All of you need to stop focusing on the headline and being so negative.  The CDC and other agencies are continuing research at great financial expense.  Your disease is not being ignored.  I know you probably feel frustrated that there is no cure and won't be until its etiology is found. Acording to this article the US government is spending 7 billion a year on treating this alone.  Be glad its not cancer or HIV.  The fact these virusus have been ruled out leave hope that it's something far more simple to correct. 


YuliaStore
YuliaStore

Chronic Fatigue Syndrome is invented by lazy people LOL

lsk141
lsk141

It's good that they are finally doing research. No, it cannot just be somatic/ emotional. I think the cause will be discovered as long as research persists. The collection of symptoms is too alike and reproducible to be written off as just hypochondria. So sad that this illness is still not treated with respect. Especially since the shortcomings are not due to the patients but owed to the progress of medical science.

Wendy McGregor
Wendy McGregor

i think they would benefit from diet and excersize. half of the sufferers are hypocrondriacs anyway...ive met a few

Nicki McAleer
Nicki McAleer

And anorexia can be cured simply eating a sandwich, trololol. You'd make a wonderful councillor. Even those who have everything can still be unhappy - meaning things are never as simple as you think. It's just ignorant to assume that diet and exercise are the solution to everything. Even if it were the one that cured all your ills, that's not likely to be the case for anyone else.

Ignotus Hebes
Ignotus Hebes

Absolutely not true.
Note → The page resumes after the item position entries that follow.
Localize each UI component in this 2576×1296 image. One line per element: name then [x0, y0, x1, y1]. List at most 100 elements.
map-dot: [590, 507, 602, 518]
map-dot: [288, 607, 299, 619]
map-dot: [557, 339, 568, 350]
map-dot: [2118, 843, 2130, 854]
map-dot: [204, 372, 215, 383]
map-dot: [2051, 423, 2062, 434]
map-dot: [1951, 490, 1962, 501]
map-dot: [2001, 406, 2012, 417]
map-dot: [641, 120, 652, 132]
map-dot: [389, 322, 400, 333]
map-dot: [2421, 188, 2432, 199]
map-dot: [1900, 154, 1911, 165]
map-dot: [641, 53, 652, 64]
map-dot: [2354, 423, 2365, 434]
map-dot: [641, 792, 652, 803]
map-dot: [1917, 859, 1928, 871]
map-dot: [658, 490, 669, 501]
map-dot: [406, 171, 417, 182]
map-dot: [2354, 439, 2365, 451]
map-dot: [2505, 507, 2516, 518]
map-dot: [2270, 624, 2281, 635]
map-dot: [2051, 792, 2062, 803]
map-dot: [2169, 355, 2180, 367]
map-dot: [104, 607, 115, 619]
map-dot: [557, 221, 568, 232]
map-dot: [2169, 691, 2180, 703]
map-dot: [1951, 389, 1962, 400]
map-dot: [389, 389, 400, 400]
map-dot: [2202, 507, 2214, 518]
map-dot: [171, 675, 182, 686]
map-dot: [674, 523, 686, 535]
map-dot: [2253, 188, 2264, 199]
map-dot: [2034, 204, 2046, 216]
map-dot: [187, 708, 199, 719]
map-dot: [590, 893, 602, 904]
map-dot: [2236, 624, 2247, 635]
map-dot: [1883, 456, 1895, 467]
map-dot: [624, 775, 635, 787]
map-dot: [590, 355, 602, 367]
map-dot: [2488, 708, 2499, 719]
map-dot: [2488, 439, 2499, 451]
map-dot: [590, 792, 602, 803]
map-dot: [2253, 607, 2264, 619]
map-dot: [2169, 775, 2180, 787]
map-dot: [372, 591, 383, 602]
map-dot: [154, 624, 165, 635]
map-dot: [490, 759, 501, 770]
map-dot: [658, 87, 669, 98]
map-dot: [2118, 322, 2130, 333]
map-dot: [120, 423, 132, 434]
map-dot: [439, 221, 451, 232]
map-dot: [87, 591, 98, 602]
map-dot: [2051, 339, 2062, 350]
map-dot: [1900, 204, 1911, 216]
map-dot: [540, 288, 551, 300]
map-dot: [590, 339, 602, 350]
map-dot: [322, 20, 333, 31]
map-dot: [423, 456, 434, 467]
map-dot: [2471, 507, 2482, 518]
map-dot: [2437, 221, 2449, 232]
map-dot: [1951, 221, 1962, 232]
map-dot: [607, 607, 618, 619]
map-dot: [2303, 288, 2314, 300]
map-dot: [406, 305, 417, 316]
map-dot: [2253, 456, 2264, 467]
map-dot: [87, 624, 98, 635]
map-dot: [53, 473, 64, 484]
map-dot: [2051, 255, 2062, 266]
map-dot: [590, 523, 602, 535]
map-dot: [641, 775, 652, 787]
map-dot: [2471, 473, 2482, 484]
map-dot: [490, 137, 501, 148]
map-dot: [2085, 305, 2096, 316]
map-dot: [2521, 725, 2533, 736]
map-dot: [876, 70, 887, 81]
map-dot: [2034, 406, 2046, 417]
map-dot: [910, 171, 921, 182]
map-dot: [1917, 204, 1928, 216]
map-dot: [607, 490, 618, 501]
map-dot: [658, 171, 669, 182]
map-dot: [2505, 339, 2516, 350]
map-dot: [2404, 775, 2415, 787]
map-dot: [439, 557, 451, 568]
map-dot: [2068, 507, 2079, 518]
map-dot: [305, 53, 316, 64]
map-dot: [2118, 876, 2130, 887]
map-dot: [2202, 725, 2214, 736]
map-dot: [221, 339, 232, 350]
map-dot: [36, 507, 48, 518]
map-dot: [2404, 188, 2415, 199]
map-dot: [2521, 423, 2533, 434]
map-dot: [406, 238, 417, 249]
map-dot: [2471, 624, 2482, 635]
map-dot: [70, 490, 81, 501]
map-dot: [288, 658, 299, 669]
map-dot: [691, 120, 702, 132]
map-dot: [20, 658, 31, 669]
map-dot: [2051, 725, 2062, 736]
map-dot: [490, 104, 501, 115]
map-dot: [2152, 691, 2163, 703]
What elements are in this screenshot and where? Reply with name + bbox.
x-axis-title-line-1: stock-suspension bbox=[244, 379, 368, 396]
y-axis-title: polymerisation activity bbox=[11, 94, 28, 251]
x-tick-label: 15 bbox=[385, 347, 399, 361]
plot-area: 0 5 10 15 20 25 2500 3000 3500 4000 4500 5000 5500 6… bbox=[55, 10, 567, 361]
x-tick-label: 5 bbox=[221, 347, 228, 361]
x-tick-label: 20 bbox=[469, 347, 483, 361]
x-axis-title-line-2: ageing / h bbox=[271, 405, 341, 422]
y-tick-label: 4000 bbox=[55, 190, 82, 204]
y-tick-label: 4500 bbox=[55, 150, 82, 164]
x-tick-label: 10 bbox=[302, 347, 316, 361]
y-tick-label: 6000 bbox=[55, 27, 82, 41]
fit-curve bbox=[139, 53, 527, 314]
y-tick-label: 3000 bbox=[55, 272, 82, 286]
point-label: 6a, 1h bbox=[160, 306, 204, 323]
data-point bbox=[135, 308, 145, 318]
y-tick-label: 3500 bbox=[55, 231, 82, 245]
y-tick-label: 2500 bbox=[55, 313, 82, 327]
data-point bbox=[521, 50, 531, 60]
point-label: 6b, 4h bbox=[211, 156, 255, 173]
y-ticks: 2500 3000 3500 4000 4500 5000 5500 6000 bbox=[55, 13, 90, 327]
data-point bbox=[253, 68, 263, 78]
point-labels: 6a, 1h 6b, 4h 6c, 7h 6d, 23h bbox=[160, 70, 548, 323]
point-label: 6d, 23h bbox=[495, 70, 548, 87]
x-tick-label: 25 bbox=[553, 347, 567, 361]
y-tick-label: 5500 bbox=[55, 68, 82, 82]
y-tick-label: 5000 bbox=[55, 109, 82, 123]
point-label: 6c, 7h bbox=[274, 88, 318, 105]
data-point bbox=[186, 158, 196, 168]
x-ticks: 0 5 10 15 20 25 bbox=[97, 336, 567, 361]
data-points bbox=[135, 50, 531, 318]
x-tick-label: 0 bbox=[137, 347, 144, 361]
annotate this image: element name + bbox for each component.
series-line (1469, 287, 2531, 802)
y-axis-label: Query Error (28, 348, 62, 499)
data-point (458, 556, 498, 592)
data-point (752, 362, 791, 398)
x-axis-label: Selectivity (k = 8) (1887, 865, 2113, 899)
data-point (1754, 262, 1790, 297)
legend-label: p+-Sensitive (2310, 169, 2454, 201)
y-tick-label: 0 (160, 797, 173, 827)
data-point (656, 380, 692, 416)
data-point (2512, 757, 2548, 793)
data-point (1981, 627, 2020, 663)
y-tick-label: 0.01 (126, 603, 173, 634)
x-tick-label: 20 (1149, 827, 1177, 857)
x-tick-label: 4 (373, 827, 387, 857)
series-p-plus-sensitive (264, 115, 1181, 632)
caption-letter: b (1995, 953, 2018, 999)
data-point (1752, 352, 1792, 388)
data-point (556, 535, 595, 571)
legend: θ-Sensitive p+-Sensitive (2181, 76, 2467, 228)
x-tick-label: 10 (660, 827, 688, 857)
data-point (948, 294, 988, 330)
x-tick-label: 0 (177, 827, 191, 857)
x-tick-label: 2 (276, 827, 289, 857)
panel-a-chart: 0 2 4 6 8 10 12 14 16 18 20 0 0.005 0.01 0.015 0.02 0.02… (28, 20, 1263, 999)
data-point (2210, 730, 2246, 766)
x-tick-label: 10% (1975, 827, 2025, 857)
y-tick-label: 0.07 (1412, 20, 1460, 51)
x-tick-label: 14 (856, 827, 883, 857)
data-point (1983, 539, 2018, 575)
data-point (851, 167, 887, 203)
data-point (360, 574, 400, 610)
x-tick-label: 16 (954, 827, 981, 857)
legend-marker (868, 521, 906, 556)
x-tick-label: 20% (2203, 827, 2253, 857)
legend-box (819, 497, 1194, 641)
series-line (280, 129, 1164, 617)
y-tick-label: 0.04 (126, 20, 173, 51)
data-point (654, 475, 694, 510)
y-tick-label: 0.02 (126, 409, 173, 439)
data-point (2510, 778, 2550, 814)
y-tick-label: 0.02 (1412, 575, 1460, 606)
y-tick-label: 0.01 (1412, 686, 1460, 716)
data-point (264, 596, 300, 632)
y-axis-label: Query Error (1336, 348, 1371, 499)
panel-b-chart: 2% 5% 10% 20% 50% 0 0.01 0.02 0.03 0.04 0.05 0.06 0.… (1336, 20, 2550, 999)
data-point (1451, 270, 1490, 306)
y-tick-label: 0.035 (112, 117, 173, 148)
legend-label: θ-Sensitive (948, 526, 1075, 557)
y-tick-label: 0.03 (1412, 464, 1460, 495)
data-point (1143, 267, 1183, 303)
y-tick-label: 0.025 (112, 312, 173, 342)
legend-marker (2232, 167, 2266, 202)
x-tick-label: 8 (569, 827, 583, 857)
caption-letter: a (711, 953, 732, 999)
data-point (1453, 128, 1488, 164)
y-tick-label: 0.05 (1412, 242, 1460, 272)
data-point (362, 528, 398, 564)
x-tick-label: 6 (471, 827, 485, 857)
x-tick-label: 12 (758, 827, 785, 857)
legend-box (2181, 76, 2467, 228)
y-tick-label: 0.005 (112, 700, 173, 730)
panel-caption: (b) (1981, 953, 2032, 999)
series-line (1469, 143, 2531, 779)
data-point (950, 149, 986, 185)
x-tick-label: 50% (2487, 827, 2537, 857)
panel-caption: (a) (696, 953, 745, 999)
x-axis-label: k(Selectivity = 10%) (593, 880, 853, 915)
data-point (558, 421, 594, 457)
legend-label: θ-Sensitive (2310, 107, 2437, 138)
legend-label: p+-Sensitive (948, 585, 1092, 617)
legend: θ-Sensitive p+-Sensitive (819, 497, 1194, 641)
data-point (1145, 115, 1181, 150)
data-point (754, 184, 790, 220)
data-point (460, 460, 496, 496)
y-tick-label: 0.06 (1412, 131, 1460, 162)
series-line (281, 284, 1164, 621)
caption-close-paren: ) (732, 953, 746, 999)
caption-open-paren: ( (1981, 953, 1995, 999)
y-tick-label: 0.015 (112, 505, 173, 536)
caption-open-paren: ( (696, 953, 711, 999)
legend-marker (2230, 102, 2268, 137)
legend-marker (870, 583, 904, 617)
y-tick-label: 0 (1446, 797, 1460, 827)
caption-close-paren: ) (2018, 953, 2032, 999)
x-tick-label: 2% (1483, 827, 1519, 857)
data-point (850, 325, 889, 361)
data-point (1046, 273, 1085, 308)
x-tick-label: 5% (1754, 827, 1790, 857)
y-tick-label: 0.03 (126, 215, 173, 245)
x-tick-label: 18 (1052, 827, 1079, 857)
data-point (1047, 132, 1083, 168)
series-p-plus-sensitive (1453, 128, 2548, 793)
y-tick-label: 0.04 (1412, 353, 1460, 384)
Are you trolling? If you are serious, then a lot of physical illnesses, such as M.S., R.A., Parkinson's, etc. present with emotional upset to some degree.

I've friends that have died from this, there is no way in the world its hypochondrial.  I wish that it were.

Ignotus Hebes
Ignotus Hebes

Totally agree with AndrewKewley!

What is this? There were TWO viruses debunked of a very specific type. This is very misleading because the person who just scans this article will come away with a sense that "All viruses" were "Not to blame" due to the headline...

Since most of us don't have time to read news at a very relaxed pace I get the feeling there is a campaign to say "Viruses not linked to CFS" rather than the more correct "XMRV type viruses not linked to CFS" 

I have not seen ONE article saying the later, more accurate, statement. Also what is with that image? I'd give my right arm to be functional enough to doze off at work! Roughly, this headline is like saying "There are no Blue Marlins in the Sea" because the latest research boat didn't happen to spot any...Don't you journalists have a responsibility to report facts accurately? 

lemonfoundation
lemonfoundation

Chapter 33 of Hillary Johnson’s: Osler’s Web: Inside the Labyrinth of the Chronic Fatigue Syndrome (CFS) Epidemic is entitled “HIV-NEGATIVE AIDS.”Neenyah Ostrom’s book “America’s Biggest Cover-up: 50 More Things …CFS and Its Link To AIDS” cites as it’s #1 THING: “Some CFS Patients May Be Non-HIV AIDS Cases.” Will CFS Research ever make any progress unless we acknowledge this fact? Google "non hiv aids"

CarolineDavis1
CarolineDavis1

Er, no. Two viruses have been proved not to cause ME.

Saying all viruses have been ruled out is like saying all viruses have been ruled out of causing the common cold.

If it's not too much trouble, please could you correct your story? Right now, it's causing damage to ME patients who are (yet again) having to defend themselves from all the 'in your head' nonsense. Thank you.

andrewkewley
andrewkewley

The headline of this article is misleading, only two specific retroviruses were ruled out. Lipkin and colleagues as well as other research teams are now using the same blood samples to investigate the role of other pathogens. Secondly, the scientific literature has a long history showing that viruses are a key trigger for this disease.